Нынче ночью мы, уважая собственный свой ордонанс, спустились к подножию гор и двинулись в сторону Рюна – деревни, что стоит на рубеже нашего малого края и папистского Жеводана, может быть, потому Отступник и не разрушил домов, принадлежащих «новообращенным», а просто поселил там католиков. Ограбленные наши братья как неприкаянные бродили вокруг и не могли вернуться в свои жилища, так как по приказу мессира де Пальмероля солдаты стреляли по ним, как по волкам, во всяком случае убивали мужчин, а женщин комендант отдавал на потеху своим наемникам. Жуани послал этому однорукому коменданту Пон-де-Монвера письмо, написанное мною, и потребовал, чтобы гугенотам отдали их жилище и их добро, грозя, что в противном случае в Рюне произойдут дела небывалые.
В ту ночь гроза и молния обрушились на деревню, дабы внушить уважение к нашему слову. Исполнившись ужаса, викарий Фрессине и его прихожане забаррикадировались в кордегардии, но некоторых кукушек, забравшихся в чужие гнезда, нам посчастливилось поймать, и мы их зажарили на огне пожарища.
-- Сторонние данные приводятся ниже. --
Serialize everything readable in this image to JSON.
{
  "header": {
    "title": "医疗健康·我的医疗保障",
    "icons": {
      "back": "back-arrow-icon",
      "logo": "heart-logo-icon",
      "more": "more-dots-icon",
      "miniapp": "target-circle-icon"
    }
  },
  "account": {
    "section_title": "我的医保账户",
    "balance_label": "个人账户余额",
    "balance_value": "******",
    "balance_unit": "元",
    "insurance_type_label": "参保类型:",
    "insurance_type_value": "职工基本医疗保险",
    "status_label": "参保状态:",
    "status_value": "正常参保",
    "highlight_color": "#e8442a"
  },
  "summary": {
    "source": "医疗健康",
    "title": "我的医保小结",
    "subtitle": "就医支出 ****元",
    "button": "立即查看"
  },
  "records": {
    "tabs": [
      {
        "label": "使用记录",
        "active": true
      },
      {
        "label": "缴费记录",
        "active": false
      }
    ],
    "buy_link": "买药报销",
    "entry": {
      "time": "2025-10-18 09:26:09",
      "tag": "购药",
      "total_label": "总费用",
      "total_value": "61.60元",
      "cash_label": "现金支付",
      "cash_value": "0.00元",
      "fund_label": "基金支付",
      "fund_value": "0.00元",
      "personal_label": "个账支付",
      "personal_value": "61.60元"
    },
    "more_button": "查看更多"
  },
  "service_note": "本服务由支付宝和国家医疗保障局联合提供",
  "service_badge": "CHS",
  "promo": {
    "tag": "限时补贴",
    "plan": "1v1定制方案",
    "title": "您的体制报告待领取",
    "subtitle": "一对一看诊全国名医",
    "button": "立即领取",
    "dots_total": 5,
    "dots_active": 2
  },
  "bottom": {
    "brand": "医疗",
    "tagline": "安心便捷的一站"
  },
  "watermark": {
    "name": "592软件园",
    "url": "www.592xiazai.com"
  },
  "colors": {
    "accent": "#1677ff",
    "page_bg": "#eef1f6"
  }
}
Заядлый папист Пьер Фолыне, нотариус в Пон-де-Мон вере, с разрешения однорукого коменданта и с благословения Отступника, присвоил себе и жилище и все владения Пьера Шапеля; сей грабитель громче всех и дольше всех выл, сгорая в пылающем доме, вопил истошнее, нежели молодой Кабанес или дочь Анри Фирмена. Мы с Авелем, слышавшие, как Пьер Сегье пел в пламени костра, радуясь мученическому венцу, и многие другие, кои были свидетелями кончины наших братьев, преданных сожжению после пыток, обычных и чрезвычайных, теперь ловили каждый вопль католиков, сгорающих в домах, где их расселили по билетам, и все мы с глубоким убеждением думали и говорили, что столь великий страх перед смертью изобличает ложную веру и ложного бога католиков.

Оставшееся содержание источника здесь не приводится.